The state of Alaska never determined whether there was in fact patient information on the hard drive. But Thor Ryan, Chief Security Officer with the State of Alaska says the state’s policy is to air on the side of caution. He says the timing of the incident was unfortunate.

“Because we were part way through an encryption project to guard against just this kind of incident. Unfortunately that particular drive had not been encrypted at the time it was stolen,” Ryan said.

The state hasn’t received any information from patients or law enforcement that anyone was impacted by the security breach. Ryan says after the incident, the department intensified its efforts to encrypt state computers and storage devices. He says the state also enhanced its security and privacy policies for employees.

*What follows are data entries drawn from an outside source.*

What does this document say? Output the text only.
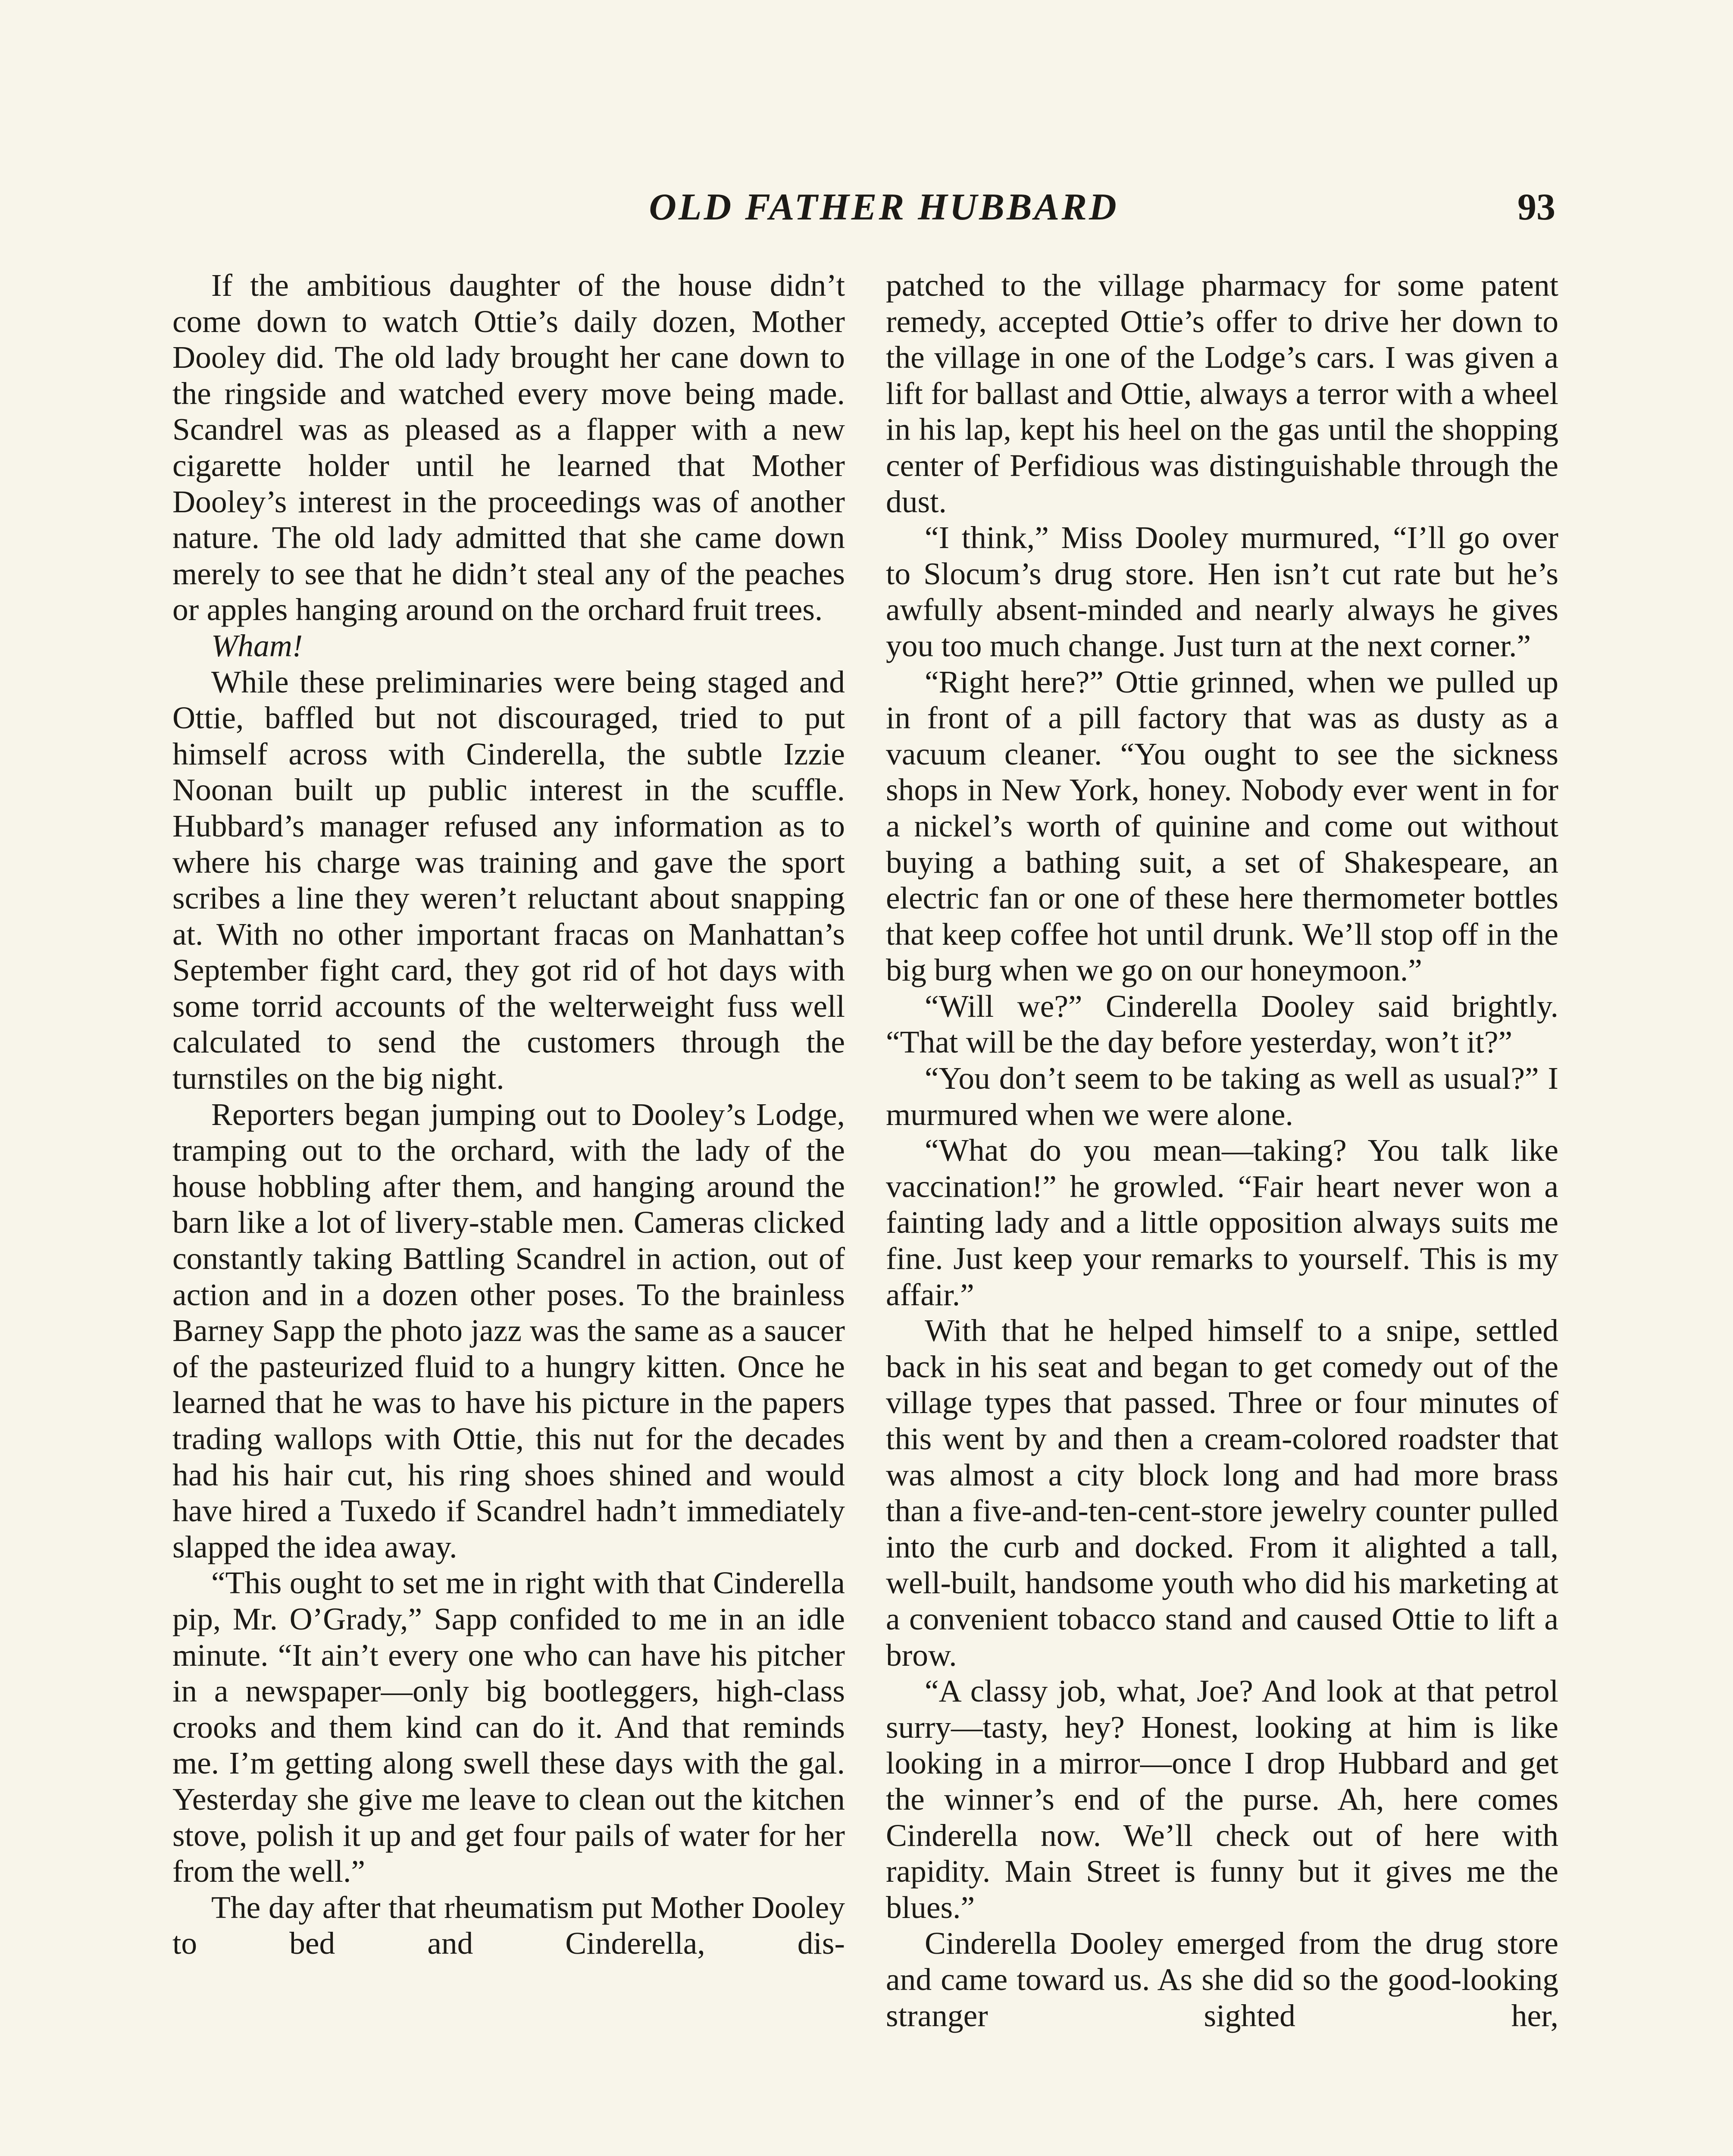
OLD FATHER HUBBARD	93

If the ambitious daughter of the house didn’t come down to watch Ottie’s daily dozen, Mother Dooley did. The old lady brought her cane down to the ringside and watched every move being made. Scandrel was as pleased as a flapper with a new cigarette holder until he learned that Mother Dooley’s interest in the proceedings was of another nature. The old lady admitted that she came down merely to see that he didn’t steal any of the peaches or apples hanging around on the orchard fruit trees.

Wham!

While these preliminaries were being staged and Ottie, baffled but not discouraged, tried to put himself across with Cinderella, the subtle Izzie Noonan built up public interest in the scuffle. Hubbard’s manager refused any information as to where his charge was training and gave the sport scribes a line they weren’t reluctant about snapping at. With no other important fracas on Manhattan’s September fight card, they got rid of hot days with some torrid accounts of the welterweight fuss well calculated to send the customers through the turnstiles on the big night.

Reporters began jumping out to Dooley’s Lodge, tramping out to the orchard, with the lady of the house hobbling after them, and hanging around the barn like a lot of livery-stable men. Cameras clicked constantly taking Battling Scandrel in action, out of action and in a dozen other poses. To the brainless Barney Sapp the photo jazz was the same as a saucer of the pasteurized fluid to a hungry kitten. Once he learned that he was to have his picture in the papers trading wallops with Ottie, this nut for the decades had his hair cut, his ring shoes shined and would have hired a Tuxedo if Scandrel hadn’t immediately slapped the idea away.

“This ought to set me in right with that Cinderella pip, Mr. O’Grady,” Sapp confided to me in an idle minute. “It ain’t every one who can have his pitcher in a newspaper—only big bootleggers, high-class crooks and them kind can do it. And that reminds me. I’m getting along swell these days with the gal. Yesterday she give me leave to clean out the kitchen stove, polish it up and get four pails of water for her from the well.”

The day after that rheumatism put Mother Dooley to bed and Cinderella, dis-

patched to the village pharmacy for some patent remedy, accepted Ottie’s offer to drive her down to the village in one of the Lodge’s cars. I was given a lift for ballast and Ottie, always a terror with a wheel in his lap, kept his heel on the gas until the shopping center of Perfidious was distinguishable through the dust.

“I think,” Miss Dooley murmured, “I’ll go over to Slocum’s drug store. Hen isn’t cut rate but he’s awfully absent-minded and nearly always he gives you too much change. Just turn at the next corner.”

“Right here?” Ottie grinned, when we pulled up in front of a pill factory that was as dusty as a vacuum cleaner. “You ought to see the sickness shops in New York, honey. Nobody ever went in for a nickel’s worth of quinine and come out without buying a bathing suit, a set of Shakespeare, an electric fan or one of these here thermometer bottles that keep coffee hot until drunk. We’ll stop off in the big burg when we go on our honeymoon.”

“Will we?” Cinderella Dooley said brightly. “That will be the day before yesterday, won’t it?”

“You don’t seem to be taking as well as usual?” I murmured when we were alone.

“What do you mean—taking? You talk like vaccination!” he growled. “Fair heart never won a fainting lady and a little opposition always suits me fine. Just keep your remarks to yourself. This is my affair.”

With that he helped himself to a snipe, settled back in his seat and began to get comedy out of the village types that passed. Three or four minutes of this went by and then a cream-colored roadster that was almost a city block long and had more brass than a five-and-ten-cent-store jewelry counter pulled into the curb and docked. From it alighted a tall, well-built, handsome youth who did his marketing at a convenient tobacco stand and caused Ottie to lift a brow.

“A classy job, what, Joe? And look at that petrol surry—tasty, hey? Honest, looking at him is like looking in a mirror—once I drop Hubbard and get the winner’s end of the purse. Ah, here comes Cinderella now. We’ll check out of here with rapidity. Main Street is funny but it gives me the blues.”

Cinderella Dooley emerged from the drug store and came toward us. As she did so the good-looking stranger sighted her,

“And made numerous other improvements that weren’t directly related to the theft to improve our security overall. So in short, it’s improved a lot,” Ryan said.

The only higher settlement amount over a HIPAA privacy act violation was with CVS pharmacy for $2.3 million in 2009. That case involved the improper disposal of patient information on prescription bottles. The Alaska case is the first settlement with a state. McAndrew says states are not entitled to preferential treatment when it comes to protecting patient privacy:

“The rules apply equally to both public and private entities and so we try to deal with both on an evenhanded basis.” she said.

McAndrew says the state was fully cooperative with the investigation. The state says it has already paid the settlement amount.